Die Uniklinik Aachen fokussiert sich auf die hochauflösende Kartierung von fibrotischen Veränderungen der Niere sowie des Knochenmarks in Biopsien von Patienten mit einer Nieren- oder Knochenmark-Fibrose. Ergänzend werden experimentelle Mausmodelle eingesetzt, die Daten zum zeitlichen Verlauf der Pathomechanismen liefern. Die Rohdaten werden mit bioinformatischen Methoden analysiert, die Kommunikation zwischen Fibroblasten, Immun- und Parenchymzellen im zeitlichen Verlauf der Fibrose untersucht und somit temporäre Veränderungen in der Zell-Zell-Kommunikation bestimmt.

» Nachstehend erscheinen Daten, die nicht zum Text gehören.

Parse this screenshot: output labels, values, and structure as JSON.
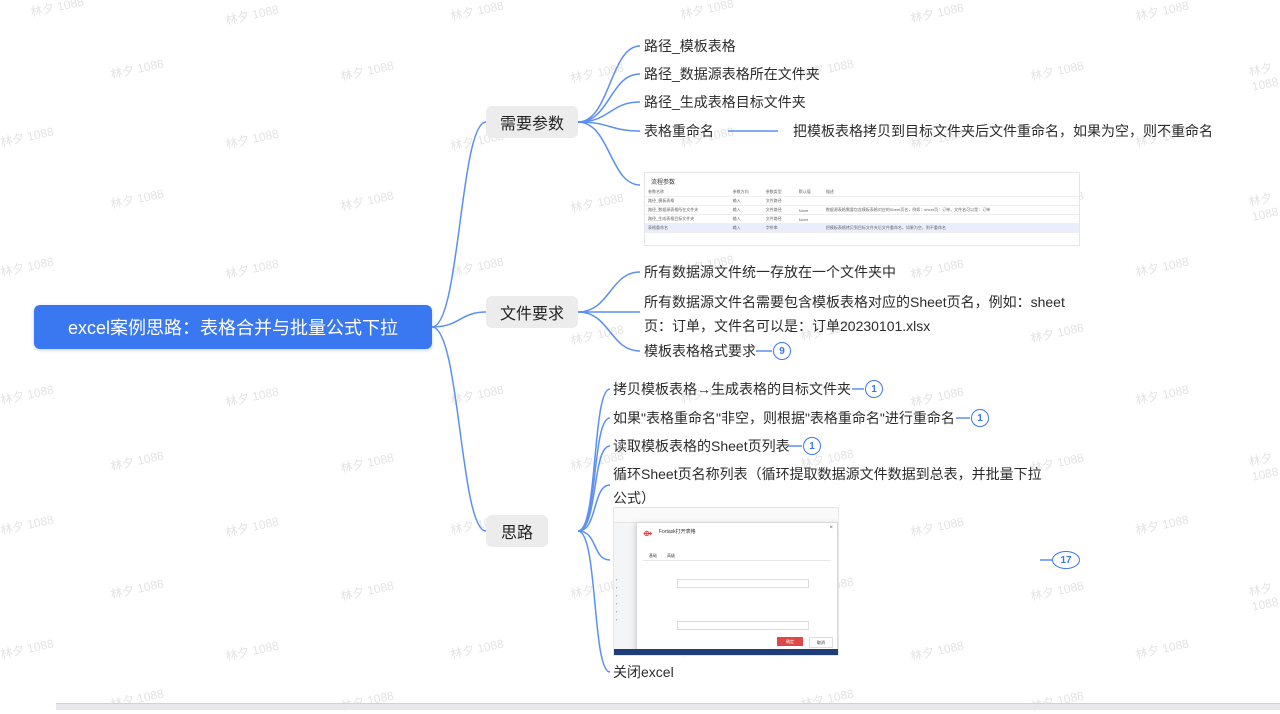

Die Ergebnisse des Projektes werden 1) organ-übergreifende Pathomechanismen fibrotischer Erkrankungen identifizieren und 2) die Entwicklung neuer organ-übergreifender Therapiestrategien für fibrotische Erkrankungen ermöglichen.

Abgeschlossen

Organ-übergreifende Analyse der Datensätze und Identifikation von potenziellen Zielmolekülen für die Therapie

Förderkennzeichen: 01EJ2201B
Gesamte Fördersumme: 382.386 EUR
Förderzeitraum: 2022 - 2025
Projektleitung: Prof. Dr. Julio Saez-Rodriguez
Adresse: Universität Heidelberg, Medizinische Fakultät und Universitätsklinikum Heidelberg, Institute for Computational Biomedicine
Im Neuenheimer Feld 130.3
69120 Heidelberg

Organ-übergreifende Analyse der Datensätze und Identifikation von potenziellen Zielmolekülen für die Therapie

Die Uniklinik Heidelberg fokussiert sich auf die Identifikation von Organ-übergreifenden Pathomechanismen, wie molekulare Signalwege, Kommunikation von Immunzellen, Fibroblasten und epithelialen Zellen, und die Identifikation potenzieller Zielmoleküle. Die Daten aus den experimentellen Teilprojekten sowie bereits publizierte Daten zur Lungen- und Herzfibrose werden analysiert. Es soll eine Organ-übergreifende Kartierung von Pathomechanismen der Fibrose erstellt werden, die zusätzlich eine räumliche Komponente beinhaltet. Die Ergebnisse des Projektes werden 1) organ-übergreifende Pathomechanismen fibrotischer Erkrankungen identifizieren und 2) die Entwicklung neuer organ-übergreifender Therapiestrategien für fibrotische Erkrankungen ermöglichen.

Abgeschlossen

Kartierung der Leberfibrose mit Einzelzellauflösung in Raum und Zeit

Förderkennzeichen: 01EJ2201C
Gesamte Fördersumme: 719.789 EUR
Förderzeitraum: 2022 - 2025
Projektleitung: Prof. Dr. Dominic Grün
Adresse: Julius-Maximilians-Universität Würzburg, Medizinische Fakultät, Institut für Systemimmunologie, Lehrstuhl für Systemimmunologie II
Versbacher Str. 9
97078 Würzburg

Kartierung der Leberfibrose mit Einzelzellauflösung in Raum und Zeit

Die Universität Würzburg wird spezifisch die Entstehung und Entwicklung von Leberfibrose unter Anwendung modernster Technologien untersuchen. Mit Hilfe von Mausmodellen soll die Veränderung der Gewebearchitektur im Zeitverlauf der Fibrose mit räumlicher Einzelzellauflösung kartiert werden. Dies erfordert die Integration von Einzelzell-Sequenzierung und hochauflösender Mikroskopie. Die gewonnenen Ergebnisse werden mit Einzelzelldaten humaner Leberbiopsien von Fibrosepatienten verglichen, und mit den Erkenntnissen der Fibrosebildung in den übrigen durch CureFib analysierten Geweben integriert. Die Ergebnisse des Projektes werden 1) konservierte organ-übergreifende Pathomechanismen von fibrotischen Erkrankungen identifizieren und 2) die Entwicklung neuer organ-übergreifender Therapiestrategien für fibrotische Erkrankungen ermöglichen.